Let the data talk … but not too much.
We live in a world of data. We also live in a world of inexpensive computer processing. The combination of these two resources means we also live in a world of poor quality statistical analytics.
As an economist, it is tempting to believe that there are fundamental truths to be uncovered through econometric modeling and that we can help businesses work smarter, faster, and more profitably through deep and thorough regression modeling. Undoubtedly, econometric modeling can yield incredibly valuable insights, particularly in areas such as price elasticity. But we should also realize that some questions are not well suited to econometric modeling. Sometimes, other tools and tactics are better at identifying relationships and predicting consumer behavior.
The ability to run hundreds, thousands or millions of regressions using enormous data sets makes it easy to find the model that says what you want to hear. When many of us were learning statistics, we had to estimate regressions using precious mainframe time and walk across campus to get the results. In that environment, we thought a long time about each regression. When the marginal cost of running another regression is zero, more spurious regressions are run and the average quality goes down.
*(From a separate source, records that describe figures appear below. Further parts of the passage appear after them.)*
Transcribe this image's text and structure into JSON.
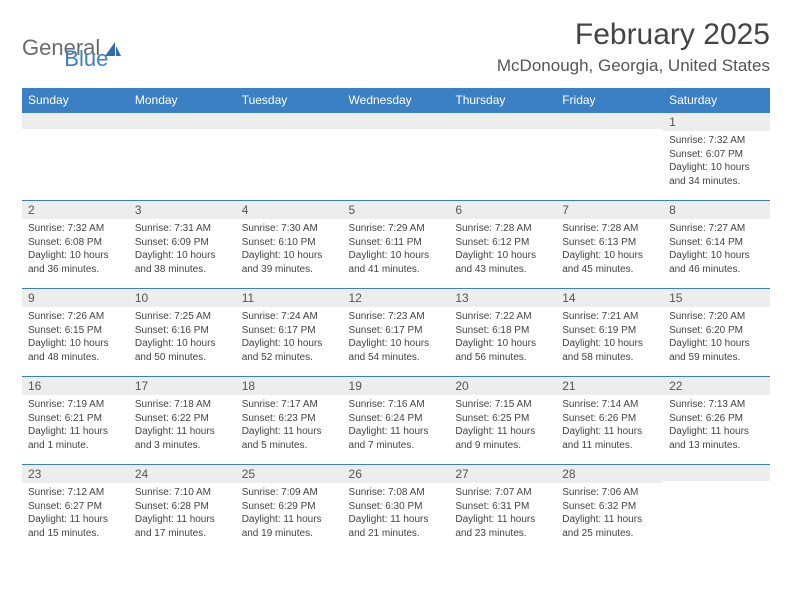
{
  "logo": {
    "part1": "General",
    "part2": "Blue"
  },
  "title": "February 2025",
  "location": "McDonough, Georgia, United States",
  "colors": {
    "primary": "#3b7fc4",
    "header_text": "#ffffff",
    "daynum_bg": "#ededed",
    "body_text": "#444444",
    "background": "#ffffff"
  },
  "day_headers": [
    "Sunday",
    "Monday",
    "Tuesday",
    "Wednesday",
    "Thursday",
    "Friday",
    "Saturday"
  ],
  "weeks": [
    [
      {
        "num": "",
        "sunrise": "",
        "sunset": "",
        "daylight": ""
      },
      {
        "num": "",
        "sunrise": "",
        "sunset": "",
        "daylight": ""
      },
      {
        "num": "",
        "sunrise": "",
        "sunset": "",
        "daylight": ""
      },
      {
        "num": "",
        "sunrise": "",
        "sunset": "",
        "daylight": ""
      },
      {
        "num": "",
        "sunrise": "",
        "sunset": "",
        "daylight": ""
      },
      {
        "num": "",
        "sunrise": "",
        "sunset": "",
        "daylight": ""
      },
      {
        "num": "1",
        "sunrise": "Sunrise: 7:32 AM",
        "sunset": "Sunset: 6:07 PM",
        "daylight": "Daylight: 10 hours and 34 minutes."
      }
    ],
    [
      {
        "num": "2",
        "sunrise": "Sunrise: 7:32 AM",
        "sunset": "Sunset: 6:08 PM",
        "daylight": "Daylight: 10 hours and 36 minutes."
      },
      {
        "num": "3",
        "sunrise": "Sunrise: 7:31 AM",
        "sunset": "Sunset: 6:09 PM",
        "daylight": "Daylight: 10 hours and 38 minutes."
      },
      {
        "num": "4",
        "sunrise": "Sunrise: 7:30 AM",
        "sunset": "Sunset: 6:10 PM",
        "daylight": "Daylight: 10 hours and 39 minutes."
      },
      {
        "num": "5",
        "sunrise": "Sunrise: 7:29 AM",
        "sunset": "Sunset: 6:11 PM",
        "daylight": "Daylight: 10 hours and 41 minutes."
      },
      {
        "num": "6",
        "sunrise": "Sunrise: 7:28 AM",
        "sunset": "Sunset: 6:12 PM",
        "daylight": "Daylight: 10 hours and 43 minutes."
      },
      {
        "num": "7",
        "sunrise": "Sunrise: 7:28 AM",
        "sunset": "Sunset: 6:13 PM",
        "daylight": "Daylight: 10 hours and 45 minutes."
      },
      {
        "num": "8",
        "sunrise": "Sunrise: 7:27 AM",
        "sunset": "Sunset: 6:14 PM",
        "daylight": "Daylight: 10 hours and 46 minutes."
      }
    ],
    [
      {
        "num": "9",
        "sunrise": "Sunrise: 7:26 AM",
        "sunset": "Sunset: 6:15 PM",
        "daylight": "Daylight: 10 hours and 48 minutes."
      },
      {
        "num": "10",
        "sunrise": "Sunrise: 7:25 AM",
        "sunset": "Sunset: 6:16 PM",
        "daylight": "Daylight: 10 hours and 50 minutes."
      },
      {
        "num": "11",
        "sunrise": "Sunrise: 7:24 AM",
        "sunset": "Sunset: 6:17 PM",
        "daylight": "Daylight: 10 hours and 52 minutes."
      },
      {
        "num": "12",
        "sunrise": "Sunrise: 7:23 AM",
        "sunset": "Sunset: 6:17 PM",
        "daylight": "Daylight: 10 hours and 54 minutes."
      },
      {
        "num": "13",
        "sunrise": "Sunrise: 7:22 AM",
        "sunset": "Sunset: 6:18 PM",
        "daylight": "Daylight: 10 hours and 56 minutes."
      },
      {
        "num": "14",
        "sunrise": "Sunrise: 7:21 AM",
        "sunset": "Sunset: 6:19 PM",
        "daylight": "Daylight: 10 hours and 58 minutes."
      },
      {
        "num": "15",
        "sunrise": "Sunrise: 7:20 AM",
        "sunset": "Sunset: 6:20 PM",
        "daylight": "Daylight: 10 hours and 59 minutes."
      }
    ],
    [
      {
        "num": "16",
        "sunrise": "Sunrise: 7:19 AM",
        "sunset": "Sunset: 6:21 PM",
        "daylight": "Daylight: 11 hours and 1 minute."
      },
      {
        "num": "17",
        "sunrise": "Sunrise: 7:18 AM",
        "sunset": "Sunset: 6:22 PM",
        "daylight": "Daylight: 11 hours and 3 minutes."
      },
      {
        "num": "18",
        "sunrise": "Sunrise: 7:17 AM",
        "sunset": "Sunset: 6:23 PM",
        "daylight": "Daylight: 11 hours and 5 minutes."
      },
      {
        "num": "19",
        "sunrise": "Sunrise: 7:16 AM",
        "sunset": "Sunset: 6:24 PM",
        "daylight": "Daylight: 11 hours and 7 minutes."
      },
      {
        "num": "20",
        "sunrise": "Sunrise: 7:15 AM",
        "sunset": "Sunset: 6:25 PM",
        "daylight": "Daylight: 11 hours and 9 minutes."
      },
      {
        "num": "21",
        "sunrise": "Sunrise: 7:14 AM",
        "sunset": "Sunset: 6:26 PM",
        "daylight": "Daylight: 11 hours and 11 minutes."
      },
      {
        "num": "22",
        "sunrise": "Sunrise: 7:13 AM",
        "sunset": "Sunset: 6:26 PM",
        "daylight": "Daylight: 11 hours and 13 minutes."
      }
    ],
    [
      {
        "num": "23",
        "sunrise": "Sunrise: 7:12 AM",
        "sunset": "Sunset: 6:27 PM",
        "daylight": "Daylight: 11 hours and 15 minutes."
      },
      {
        "num": "24",
        "sunrise": "Sunrise: 7:10 AM",
        "sunset": "Sunset: 6:28 PM",
        "daylight": "Daylight: 11 hours and 17 minutes."
      },
      {
        "num": "25",
        "sunrise": "Sunrise: 7:09 AM",
        "sunset": "Sunset: 6:29 PM",
        "daylight": "Daylight: 11 hours and 19 minutes."
      },
      {
        "num": "26",
        "sunrise": "Sunrise: 7:08 AM",
        "sunset": "Sunset: 6:30 PM",
        "daylight": "Daylight: 11 hours and 21 minutes."
      },
      {
        "num": "27",
        "sunrise": "Sunrise: 7:07 AM",
        "sunset": "Sunset: 6:31 PM",
        "daylight": "Daylight: 11 hours and 23 minutes."
      },
      {
        "num": "28",
        "sunrise": "Sunrise: 7:06 AM",
        "sunset": "Sunset: 6:32 PM",
        "daylight": "Daylight: 11 hours and 25 minutes."
      },
      {
        "num": "",
        "sunrise": "",
        "sunset": "",
        "daylight": ""
      }
    ]
  ]
}
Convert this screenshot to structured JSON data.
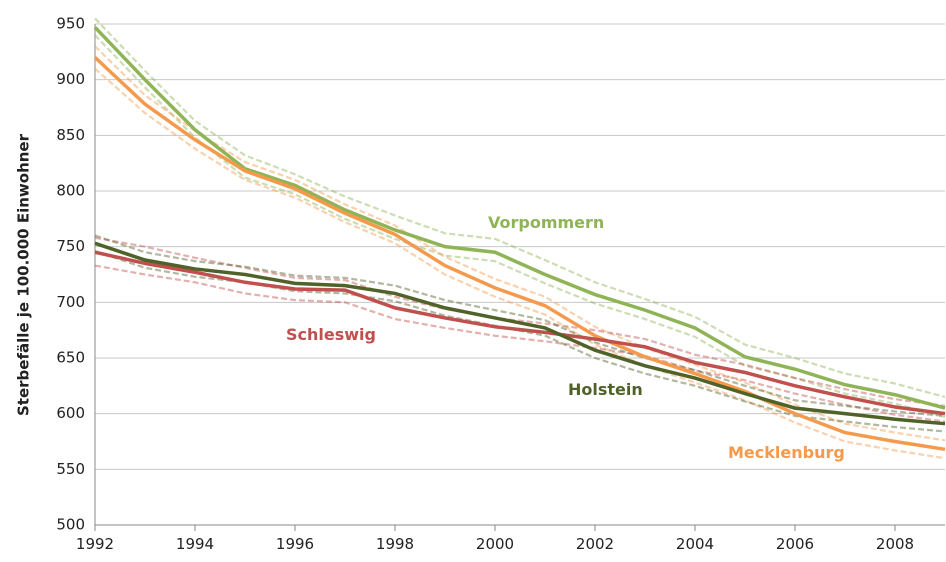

Best Measure of Model Performance is Predictive Power
Typically, a model is fit to a subset of the data, often called the training data, and applied to data outside of the training data set. Models designed to optimize the fit statistics on the training data may not predict well because these models are too “trained” on the noise in the data and thus miss the “signal.” Generalizing the models outside of the range of data used to develop them will produce poor predictions.
In applied economics, we most often use data that is collected from operating systems, and these data are usually not ideal for analytics. They can be missing observations, be censored or truncated or be at a level of granularity not ideal for the model. We may have a lot of data, but it may not be the “right” data. This is where the temptation to try alternative models until the desired answer is received captures many analysts. They do not want to accept that they cannot measure what they want from the data at hand.
This is Where Less Analytics is More
Other tools are available to analysts, such as A/B testing, that are particularly valuable in a digital context in which thousands of customer transactions occur daily. Analysts can form hypotheses about which factors are important for predicting customer behavior and test them. We also can test seemingly insignificant factors, such as the order in which different product options are presented or the color of the “buy now” button, on purchase decisions.
Books have been written about the surprising, but predictable, effect that changing the language, the options or the sequence of choices has on customer decisions. Behavioral economics is the field that explores the effect of cognitive, social, psychological and emotional factors on decision-making. These factors are often hard to quantify in historical transaction data, but their effects can be identified and measured through careful testing, often in real time. These “soft” factors also can be more important than the price of the product in predicting sales, particularly digital sales.
Recognizing the limits of statistical regression analysis does not mean it is not a powerful toolset. Rather, knowing how to combine econometrics with A/B testing and other types of analysis is the best way to improve business performance. When these individual tools are used together, as Aristotle said, the whole is greater than the sum of its parts.